At the end of each day, the decoded, or “best possible,” message fragments went to a central desk, where they were strung together into whole messages and sent directly to MacArthur’s headquarters. The work was nonstop.

“We spent our days and nights doing this and trying not to let homesickness get the better of us,” Mrs. Johnston recalls. “We did have one source of encouragement, though. We knew our decoding had led to an increase in Japanese shipping losses.”

After following McArthur’s headquarters to the Philippines, the code breakers reached the end of their work. Japan surrendered in August 1945, and the WACs sailed home that November.

“We sailed under the Golden Gate Bridge, but there were not many cheers,” Mrs. Johnston recalls. “We had left too many of our own behind.”

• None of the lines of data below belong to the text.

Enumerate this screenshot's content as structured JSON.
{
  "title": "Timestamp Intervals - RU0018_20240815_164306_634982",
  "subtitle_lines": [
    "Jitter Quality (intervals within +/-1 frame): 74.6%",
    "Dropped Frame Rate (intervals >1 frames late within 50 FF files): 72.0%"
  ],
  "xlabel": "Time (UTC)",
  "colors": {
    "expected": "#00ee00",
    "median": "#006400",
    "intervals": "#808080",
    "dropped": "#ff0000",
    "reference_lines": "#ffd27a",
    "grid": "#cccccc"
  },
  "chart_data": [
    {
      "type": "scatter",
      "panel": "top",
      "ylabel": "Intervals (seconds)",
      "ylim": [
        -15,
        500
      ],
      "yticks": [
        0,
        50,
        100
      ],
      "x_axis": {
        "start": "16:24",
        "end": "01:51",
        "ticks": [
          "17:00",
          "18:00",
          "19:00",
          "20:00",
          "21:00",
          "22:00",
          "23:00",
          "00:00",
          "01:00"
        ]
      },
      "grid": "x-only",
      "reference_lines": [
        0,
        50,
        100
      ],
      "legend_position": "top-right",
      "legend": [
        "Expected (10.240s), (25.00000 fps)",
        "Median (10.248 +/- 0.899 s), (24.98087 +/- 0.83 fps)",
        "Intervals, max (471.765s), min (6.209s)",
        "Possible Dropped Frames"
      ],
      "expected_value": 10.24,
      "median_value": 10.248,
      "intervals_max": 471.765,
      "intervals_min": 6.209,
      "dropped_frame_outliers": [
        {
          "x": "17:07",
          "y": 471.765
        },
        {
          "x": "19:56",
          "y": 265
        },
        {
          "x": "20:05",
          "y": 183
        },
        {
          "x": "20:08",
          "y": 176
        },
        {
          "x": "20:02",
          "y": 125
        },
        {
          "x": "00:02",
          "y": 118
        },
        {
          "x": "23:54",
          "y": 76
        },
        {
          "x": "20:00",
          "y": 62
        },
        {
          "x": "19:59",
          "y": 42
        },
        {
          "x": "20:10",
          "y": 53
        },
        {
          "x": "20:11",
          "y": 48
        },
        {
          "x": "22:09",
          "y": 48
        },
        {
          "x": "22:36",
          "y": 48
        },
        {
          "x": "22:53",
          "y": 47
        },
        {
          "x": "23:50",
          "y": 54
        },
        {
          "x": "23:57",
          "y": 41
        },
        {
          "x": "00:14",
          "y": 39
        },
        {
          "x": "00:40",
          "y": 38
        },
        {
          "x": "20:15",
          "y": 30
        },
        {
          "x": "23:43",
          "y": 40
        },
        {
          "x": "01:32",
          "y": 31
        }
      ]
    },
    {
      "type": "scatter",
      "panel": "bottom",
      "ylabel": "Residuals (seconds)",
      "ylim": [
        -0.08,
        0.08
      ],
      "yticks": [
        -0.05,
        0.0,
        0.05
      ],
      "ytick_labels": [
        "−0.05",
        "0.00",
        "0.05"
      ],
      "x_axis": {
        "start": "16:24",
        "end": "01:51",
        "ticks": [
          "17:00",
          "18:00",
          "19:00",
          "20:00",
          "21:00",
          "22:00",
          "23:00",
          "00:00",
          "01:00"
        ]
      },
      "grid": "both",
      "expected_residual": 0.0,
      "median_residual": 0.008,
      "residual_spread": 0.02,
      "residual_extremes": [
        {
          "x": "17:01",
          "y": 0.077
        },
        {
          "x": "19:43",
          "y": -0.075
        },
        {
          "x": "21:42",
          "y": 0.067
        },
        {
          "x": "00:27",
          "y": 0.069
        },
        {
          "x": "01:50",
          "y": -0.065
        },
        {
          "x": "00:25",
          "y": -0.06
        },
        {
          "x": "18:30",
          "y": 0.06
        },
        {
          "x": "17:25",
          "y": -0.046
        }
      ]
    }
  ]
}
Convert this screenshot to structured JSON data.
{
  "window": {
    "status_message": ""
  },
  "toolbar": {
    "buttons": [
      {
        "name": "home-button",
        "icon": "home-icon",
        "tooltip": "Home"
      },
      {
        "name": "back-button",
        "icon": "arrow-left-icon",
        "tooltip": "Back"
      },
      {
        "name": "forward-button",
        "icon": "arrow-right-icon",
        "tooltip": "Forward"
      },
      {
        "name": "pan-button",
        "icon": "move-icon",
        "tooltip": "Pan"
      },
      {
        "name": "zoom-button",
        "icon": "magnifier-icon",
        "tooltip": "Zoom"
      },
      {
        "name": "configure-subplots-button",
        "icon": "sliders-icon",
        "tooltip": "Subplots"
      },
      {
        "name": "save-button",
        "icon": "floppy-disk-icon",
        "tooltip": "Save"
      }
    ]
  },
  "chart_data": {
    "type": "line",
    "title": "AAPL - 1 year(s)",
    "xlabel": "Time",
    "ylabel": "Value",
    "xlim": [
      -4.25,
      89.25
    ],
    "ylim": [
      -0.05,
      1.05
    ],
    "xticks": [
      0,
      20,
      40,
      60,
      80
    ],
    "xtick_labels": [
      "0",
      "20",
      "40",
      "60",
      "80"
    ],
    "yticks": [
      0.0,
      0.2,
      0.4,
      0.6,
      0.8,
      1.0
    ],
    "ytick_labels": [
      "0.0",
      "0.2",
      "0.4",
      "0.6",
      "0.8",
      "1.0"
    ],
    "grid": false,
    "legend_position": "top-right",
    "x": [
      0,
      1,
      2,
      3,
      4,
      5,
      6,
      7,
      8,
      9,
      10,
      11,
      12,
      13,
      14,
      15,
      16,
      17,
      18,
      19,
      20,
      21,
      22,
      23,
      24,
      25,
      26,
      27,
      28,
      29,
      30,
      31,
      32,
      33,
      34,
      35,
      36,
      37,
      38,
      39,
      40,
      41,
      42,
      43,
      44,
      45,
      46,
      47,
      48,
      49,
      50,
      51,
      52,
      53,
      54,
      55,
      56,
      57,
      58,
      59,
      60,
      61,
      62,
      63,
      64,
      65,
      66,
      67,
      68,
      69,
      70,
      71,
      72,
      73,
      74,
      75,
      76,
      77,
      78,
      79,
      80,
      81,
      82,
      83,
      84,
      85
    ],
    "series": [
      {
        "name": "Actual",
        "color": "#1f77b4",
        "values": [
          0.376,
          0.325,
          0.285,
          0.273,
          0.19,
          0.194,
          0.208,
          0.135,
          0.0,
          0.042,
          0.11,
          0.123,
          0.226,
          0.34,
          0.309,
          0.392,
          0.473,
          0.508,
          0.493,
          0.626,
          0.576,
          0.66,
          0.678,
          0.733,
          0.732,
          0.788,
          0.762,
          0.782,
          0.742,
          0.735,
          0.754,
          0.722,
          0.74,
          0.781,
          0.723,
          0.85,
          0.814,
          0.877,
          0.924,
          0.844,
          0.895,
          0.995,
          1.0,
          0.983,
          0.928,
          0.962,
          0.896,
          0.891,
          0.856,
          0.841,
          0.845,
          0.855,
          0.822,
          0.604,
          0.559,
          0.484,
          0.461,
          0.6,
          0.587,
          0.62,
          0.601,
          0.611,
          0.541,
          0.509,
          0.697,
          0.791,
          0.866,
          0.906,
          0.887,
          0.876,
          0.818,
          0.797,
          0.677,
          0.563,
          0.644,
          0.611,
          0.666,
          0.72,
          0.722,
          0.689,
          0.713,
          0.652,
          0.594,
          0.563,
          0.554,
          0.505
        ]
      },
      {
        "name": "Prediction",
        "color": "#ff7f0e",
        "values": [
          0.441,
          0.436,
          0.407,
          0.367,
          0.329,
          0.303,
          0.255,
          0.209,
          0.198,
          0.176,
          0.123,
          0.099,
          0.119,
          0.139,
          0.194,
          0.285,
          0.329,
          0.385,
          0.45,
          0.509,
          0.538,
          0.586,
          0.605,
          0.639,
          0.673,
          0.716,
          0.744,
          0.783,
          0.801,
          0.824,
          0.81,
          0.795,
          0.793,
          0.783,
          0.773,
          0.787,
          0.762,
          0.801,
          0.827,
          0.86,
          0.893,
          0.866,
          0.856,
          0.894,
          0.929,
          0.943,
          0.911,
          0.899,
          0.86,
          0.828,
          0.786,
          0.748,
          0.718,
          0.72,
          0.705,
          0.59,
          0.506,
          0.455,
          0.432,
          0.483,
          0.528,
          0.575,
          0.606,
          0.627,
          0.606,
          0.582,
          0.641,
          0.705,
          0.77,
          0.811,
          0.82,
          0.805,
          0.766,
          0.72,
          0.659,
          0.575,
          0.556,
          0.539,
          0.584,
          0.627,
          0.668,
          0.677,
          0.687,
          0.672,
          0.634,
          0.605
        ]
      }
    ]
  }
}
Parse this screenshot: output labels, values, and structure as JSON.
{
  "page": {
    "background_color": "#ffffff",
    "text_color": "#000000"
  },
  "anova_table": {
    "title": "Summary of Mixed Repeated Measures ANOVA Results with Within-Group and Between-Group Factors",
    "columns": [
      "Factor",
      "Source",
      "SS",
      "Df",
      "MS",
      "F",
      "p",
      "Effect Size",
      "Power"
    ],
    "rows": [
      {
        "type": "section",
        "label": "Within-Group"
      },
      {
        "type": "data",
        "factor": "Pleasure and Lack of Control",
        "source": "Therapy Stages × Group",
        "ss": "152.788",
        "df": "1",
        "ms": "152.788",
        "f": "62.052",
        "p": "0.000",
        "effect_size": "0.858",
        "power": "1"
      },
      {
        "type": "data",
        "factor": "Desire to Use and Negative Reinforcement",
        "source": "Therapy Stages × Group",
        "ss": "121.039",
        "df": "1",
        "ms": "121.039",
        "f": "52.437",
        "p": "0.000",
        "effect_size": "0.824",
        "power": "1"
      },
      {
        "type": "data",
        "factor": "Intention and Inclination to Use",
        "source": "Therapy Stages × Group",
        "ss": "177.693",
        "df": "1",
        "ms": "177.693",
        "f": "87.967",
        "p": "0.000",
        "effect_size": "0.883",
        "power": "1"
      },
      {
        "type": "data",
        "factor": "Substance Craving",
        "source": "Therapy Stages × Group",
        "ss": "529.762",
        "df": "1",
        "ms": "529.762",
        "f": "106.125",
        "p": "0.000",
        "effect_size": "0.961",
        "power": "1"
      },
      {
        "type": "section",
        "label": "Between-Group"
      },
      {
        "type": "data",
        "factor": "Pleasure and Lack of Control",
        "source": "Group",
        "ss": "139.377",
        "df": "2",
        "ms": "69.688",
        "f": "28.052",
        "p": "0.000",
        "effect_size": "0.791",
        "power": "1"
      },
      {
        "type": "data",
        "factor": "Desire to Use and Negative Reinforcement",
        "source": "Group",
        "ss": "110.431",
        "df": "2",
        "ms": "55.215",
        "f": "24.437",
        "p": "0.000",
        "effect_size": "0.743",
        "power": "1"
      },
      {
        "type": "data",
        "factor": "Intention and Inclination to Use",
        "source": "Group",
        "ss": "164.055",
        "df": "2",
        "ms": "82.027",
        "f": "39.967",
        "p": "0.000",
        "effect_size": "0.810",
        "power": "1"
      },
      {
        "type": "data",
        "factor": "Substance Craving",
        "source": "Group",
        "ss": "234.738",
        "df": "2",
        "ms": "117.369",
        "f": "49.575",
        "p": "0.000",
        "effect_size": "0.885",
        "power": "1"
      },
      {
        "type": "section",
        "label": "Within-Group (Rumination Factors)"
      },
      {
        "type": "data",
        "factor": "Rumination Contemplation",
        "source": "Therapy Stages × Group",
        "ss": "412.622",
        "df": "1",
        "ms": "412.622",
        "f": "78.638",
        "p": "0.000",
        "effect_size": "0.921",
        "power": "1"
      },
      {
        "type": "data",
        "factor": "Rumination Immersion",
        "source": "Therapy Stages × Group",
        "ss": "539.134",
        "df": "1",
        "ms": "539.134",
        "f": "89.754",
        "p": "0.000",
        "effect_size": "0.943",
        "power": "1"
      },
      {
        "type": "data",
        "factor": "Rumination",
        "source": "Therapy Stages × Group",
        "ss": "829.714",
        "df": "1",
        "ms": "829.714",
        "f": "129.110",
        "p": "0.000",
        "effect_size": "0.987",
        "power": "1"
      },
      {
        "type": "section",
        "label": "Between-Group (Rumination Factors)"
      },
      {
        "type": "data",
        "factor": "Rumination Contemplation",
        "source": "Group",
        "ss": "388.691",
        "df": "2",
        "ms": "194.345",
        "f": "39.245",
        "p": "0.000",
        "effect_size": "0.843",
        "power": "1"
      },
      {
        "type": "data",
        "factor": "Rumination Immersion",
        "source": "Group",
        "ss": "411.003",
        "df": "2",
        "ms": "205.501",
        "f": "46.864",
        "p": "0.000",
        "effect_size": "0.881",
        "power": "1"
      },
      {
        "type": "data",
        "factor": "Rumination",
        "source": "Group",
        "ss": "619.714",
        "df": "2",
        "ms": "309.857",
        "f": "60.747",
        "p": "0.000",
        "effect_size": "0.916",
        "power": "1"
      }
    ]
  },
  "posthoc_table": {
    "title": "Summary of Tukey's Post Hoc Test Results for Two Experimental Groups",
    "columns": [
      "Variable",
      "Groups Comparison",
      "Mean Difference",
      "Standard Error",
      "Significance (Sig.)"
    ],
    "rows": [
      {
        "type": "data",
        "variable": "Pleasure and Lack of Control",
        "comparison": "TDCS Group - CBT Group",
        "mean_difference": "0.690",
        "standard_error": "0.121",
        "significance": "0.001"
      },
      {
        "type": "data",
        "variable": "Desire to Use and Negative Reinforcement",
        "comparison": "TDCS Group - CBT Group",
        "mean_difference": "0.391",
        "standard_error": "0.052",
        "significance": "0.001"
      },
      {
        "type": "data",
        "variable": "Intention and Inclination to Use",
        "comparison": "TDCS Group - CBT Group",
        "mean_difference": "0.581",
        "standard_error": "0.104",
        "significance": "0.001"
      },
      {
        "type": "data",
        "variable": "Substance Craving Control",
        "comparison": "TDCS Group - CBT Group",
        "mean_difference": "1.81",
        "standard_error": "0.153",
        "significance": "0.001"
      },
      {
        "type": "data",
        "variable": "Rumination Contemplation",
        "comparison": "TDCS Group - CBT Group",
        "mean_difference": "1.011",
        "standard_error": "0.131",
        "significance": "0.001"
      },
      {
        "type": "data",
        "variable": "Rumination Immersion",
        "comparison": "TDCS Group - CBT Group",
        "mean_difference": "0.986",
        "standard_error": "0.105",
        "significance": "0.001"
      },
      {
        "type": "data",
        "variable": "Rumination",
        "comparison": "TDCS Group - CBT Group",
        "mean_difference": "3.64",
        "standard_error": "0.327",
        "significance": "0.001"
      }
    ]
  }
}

Such was the secrecy surrounding her wartime cryptography work, Mrs. Johnson says, that it was not until the 1970s that she felt free to talk about her experiences.

The story of the WACs role in this job was told in Edward J. Drea’s 1992 book, “MacArthur’s Ultra: Codebreaking and the War Against Japan.” Four years later, the U.S. National Archives published “A Woman’s War Too: U.S. Women in the Military in World War II,” to which Mrs. Johnston contributed a chapter.

“It was just something I was given to do,” she says of her wartime mission. “Like anything in life, you have something to do, and you do it.

“And,” she added, “you do it the best you can.”